Enter your selection:
4
Do you want to add or remove IP addresses to or from the cluster? [1]
1. Add
2. Remove
1
Which HADR database do you want this IP address to be associated with?
SAMPLE
Enter the virtual IP address:
192.0.2.0
The IP address 192.0.2.0 is already in use. Enter an IP address that is not used anywhere on the network for your high availability setup deactivate the alias and try again. db2haicu restricts active IP aliases from being added to the network to avoid IP duplication and subseqt routing issues.
Enter the virtual IP address:
192.0.2.0
The IP address 192.0.2.0 is already in use. Enter an IP address that is not used anywhere on the network for your high availability setup deactivate the alias and try again. db2haicu restricts active IP aliases from being added to the network to avoid IP duplication and subseqt routing issues.
Enter the virtual IP address:

So here is the neat thing about that. Even when TSAMP fails spectacularly, in every case that I have seen, the VIP addresses continue to work on whatever node was the primary at the time of the failure. This is a really, really, really, really good thing and has saved many DBAs (including myself) many, many, many times.

However, it also means that a DBA has to know how to clear them up manually when we need to reuse them. The IP addresses are not defined in any permanent way, so chdev is not your friend. Nor is SMIT – at least in the very limited way I know how to use it for IP addresses. Here is what worked for me:

db2inst1@server2>ifconfig -a
en2: flags=1e084863,c0
        inet 192.0.2.0 netmask 0xffffff00 broadcast 192.0.2.255
        inet 198.51.100.0 netmask 0xffffff00 broadcast 198.51.100.255
         tcp_sendspace 131072 tcp_recvspace 65536 rfc1323 0
lo0: flags=e08084b,c0
        inet 127.0.0.1 netmask 0xff000000 broadcast 127.255.255.255
        inet6 ::1%1/0
         tcp_sendspace 131072 tcp_recvspace 131072 rfc1323 1

This command allows you to verify that this VIP (example of 192.0.2.0) is indeed defined at this level. In this example, the server address was actually 198.51.100.0. As with all the examples on db2commerce.com, the addresses have been changed in a consistent way to protect the innocent.

In order to remove the alias created, I used commands like this:

ifconfig en2 192.0.2.0 netmask 255.255.255.0 delete

This removed the IP address at that level, and I was then able to finish running db2haicu to re-define all of the Virtual IP addresses.

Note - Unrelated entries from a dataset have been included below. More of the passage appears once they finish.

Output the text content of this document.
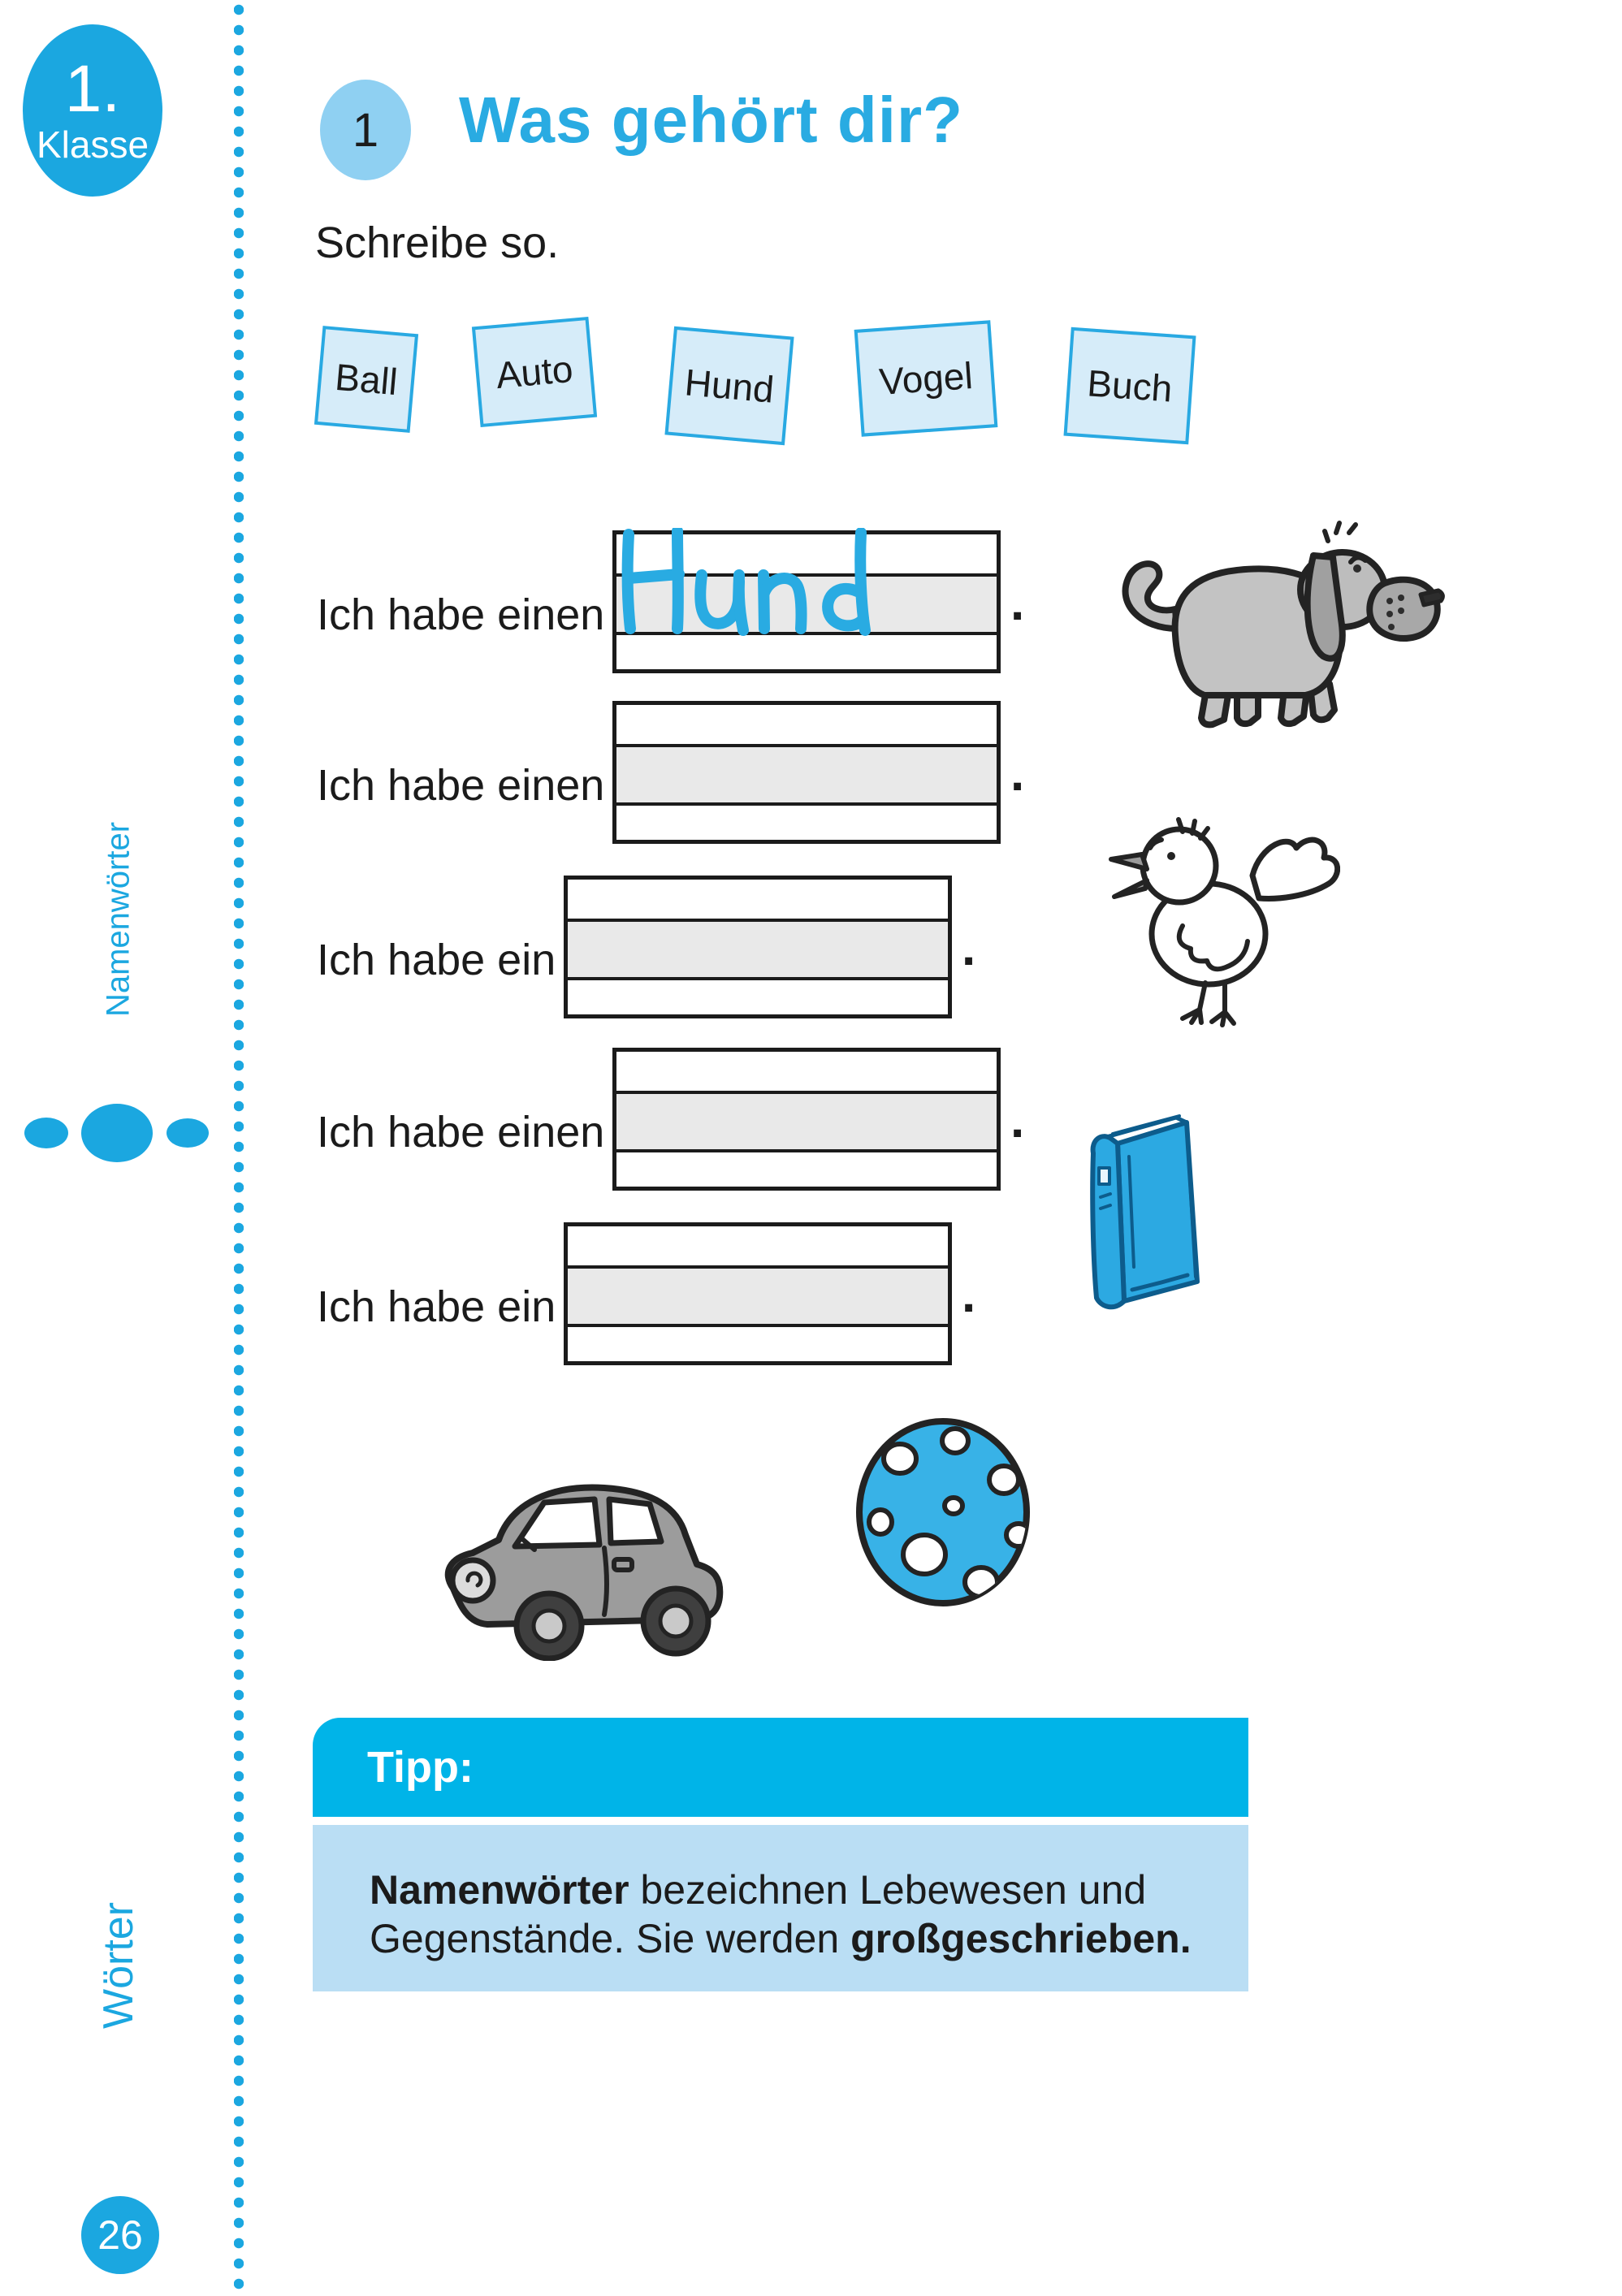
1.
Klasse
Namenwörter
Wörter
26
1 Was gehört dir?
Schreibe so.
Ball	Auto	Hund	Vogel	Buch
Ich habe einen	.
Ich habe einen	.
Ich habe ein	.
Ich habe einen	.
Ich habe ein	.
Tipp:
Namenwörter bezeichnen Lebewesen und
Gegenstände. Sie werden großgeschrieben.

Note that there was a brief outage to new, incoming connections for the period of time between when I ran that ifconfig delete command to remove the ip and when I ran db2haicu to add the VIP.

Summary

I am not recommending that anyone try any of the steps in this post. But with these steps, I was able to resolve my issue in an hour or two, instead of the days that it would have taken me with support to get to the perfect solution.